Melatonin, a hormone secreted by the pineal gland, can act on the central circadian oscillator in the suprachiasmatic nucleus of the hypothalamus. It has been proposed that melatonin or its analogues may be useful in restoring disturbed circadian rhythms in jet-lag, shift-work and some blind subjects, and as sleep-promoting agents. In the present study, the (-)- and (+)-enantiomers of N-acetyl-4-aminomethyl-6-methoxy-9-methyl-1,2,3,4-tetrahydrocarbazole (AMMTC) were separated and tested. The affinity of the enantiomers at the specific 2-[125I]iodomelatonin binding site in chick brain membranes was compared in competition assays, and their biological activity in a specific melatonin receptor bioassay, aggregation of pigment granules in Xenopus laevis melanophores. The (-)-enantiomer of AMMTC was 130-fold and 230-fold more potent than the (+)-enantiomer in competition radioligand binding assays and melanophores, respectively. Both enantiomers are melatonin receptor agonists; (-)-AMMTC is slightly more potent than melatonin itself.

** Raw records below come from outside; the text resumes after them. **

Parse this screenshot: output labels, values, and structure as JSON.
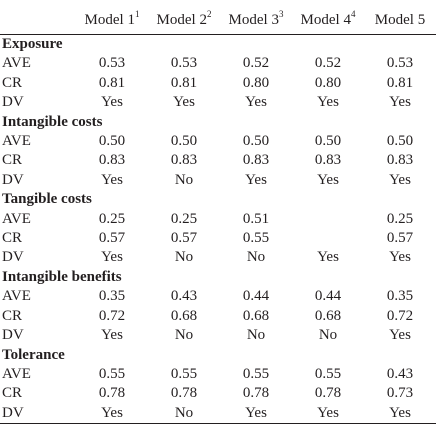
{
  "columns": [
    {
      "label": "Model 1",
      "sup": "1"
    },
    {
      "label": "Model 2",
      "sup": "2"
    },
    {
      "label": "Model 3",
      "sup": "3"
    },
    {
      "label": "Model 4",
      "sup": "4"
    },
    {
      "label": "Model 5",
      "sup": ""
    }
  ],
  "sections": [
    {
      "title": "Exposure",
      "rows": [
        {
          "label": "AVE",
          "values": [
            "0.53",
            "0.53",
            "0.52",
            "0.52",
            "0.53"
          ]
        },
        {
          "label": "CR",
          "values": [
            "0.81",
            "0.81",
            "0.80",
            "0.80",
            "0.81"
          ]
        },
        {
          "label": "DV",
          "values": [
            "Yes",
            "Yes",
            "Yes",
            "Yes",
            "Yes"
          ]
        }
      ]
    },
    {
      "title": "Intangible costs",
      "rows": [
        {
          "label": "AVE",
          "values": [
            "0.50",
            "0.50",
            "0.50",
            "0.50",
            "0.50"
          ]
        },
        {
          "label": "CR",
          "values": [
            "0.83",
            "0.83",
            "0.83",
            "0.83",
            "0.83"
          ]
        },
        {
          "label": "DV",
          "values": [
            "Yes",
            "No",
            "Yes",
            "Yes",
            "Yes"
          ]
        }
      ]
    },
    {
      "title": "Tangible costs",
      "rows": [
        {
          "label": "AVE",
          "values": [
            "0.25",
            "0.25",
            "0.51",
            "",
            "0.25"
          ]
        },
        {
          "label": "CR",
          "values": [
            "0.57",
            "0.57",
            "0.55",
            "",
            "0.57"
          ]
        },
        {
          "label": "DV",
          "values": [
            "Yes",
            "No",
            "No",
            "Yes",
            "Yes"
          ]
        }
      ]
    },
    {
      "title": "Intangible benefits",
      "rows": [
        {
          "label": "AVE",
          "values": [
            "0.35",
            "0.43",
            "0.44",
            "0.44",
            "0.35"
          ]
        },
        {
          "label": "CR",
          "values": [
            "0.72",
            "0.68",
            "0.68",
            "0.68",
            "0.72"
          ]
        },
        {
          "label": "DV",
          "values": [
            "Yes",
            "No",
            "No",
            "No",
            "Yes"
          ]
        }
      ]
    },
    {
      "title": "Tolerance",
      "rows": [
        {
          "label": "AVE",
          "values": [
            "0.55",
            "0.55",
            "0.55",
            "0.55",
            "0.43"
          ]
        },
        {
          "label": "CR",
          "values": [
            "0.78",
            "0.78",
            "0.78",
            "0.78",
            "0.73"
          ]
        },
        {
          "label": "DV",
          "values": [
            "Yes",
            "No",
            "Yes",
            "Yes",
            "Yes"
          ]
        }
      ]
    }
  ]
}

As the tetrahydrocarbazole nucleus holds the C-3 amido side-chain of AMMTC in a restricted conformation, the analogues will be useful in modelling the melatonin receptor binding site.

Structural requirements at the melatonin receptor

1. High affinity, specific binding sites for the pineal hormone, melatonin (5-methoxy N-acetyltryptamine) can be detected in chick brain membranes by use of the radiolabelled agonist, 2-[125I]-iodomelatonin (2-[125I]-aMT). 2. The affinity of a number of analogues of melatonin at the 2-[125I]-aMT binding site was determined and compared with an analysis of their electronic structure and significant quantitative relationships obtained. 3. The best correlations indicated that binding affinity was correlated with delta E, the difference between the frontier orbital energies, and QNH, the electron density in the highest occupied molecular orbital of the side-chain nitrogen atom. 4. These findings suggest that ligand binding may involve hydrogen bonding between the 5-methoxy and amide moieties of melatonin and complementary amino acid residues, and charge transfer interactions between the indole ring of melatonin and an aromatic amino acid in the receptor binding site. 5. A molecular model of a putative binding site is proposed based on the predicted amino acid sequence of the cloned Xenopus laevis melanophore melatonin receptor and the quantitative structure-affinity relationships observed in the present study.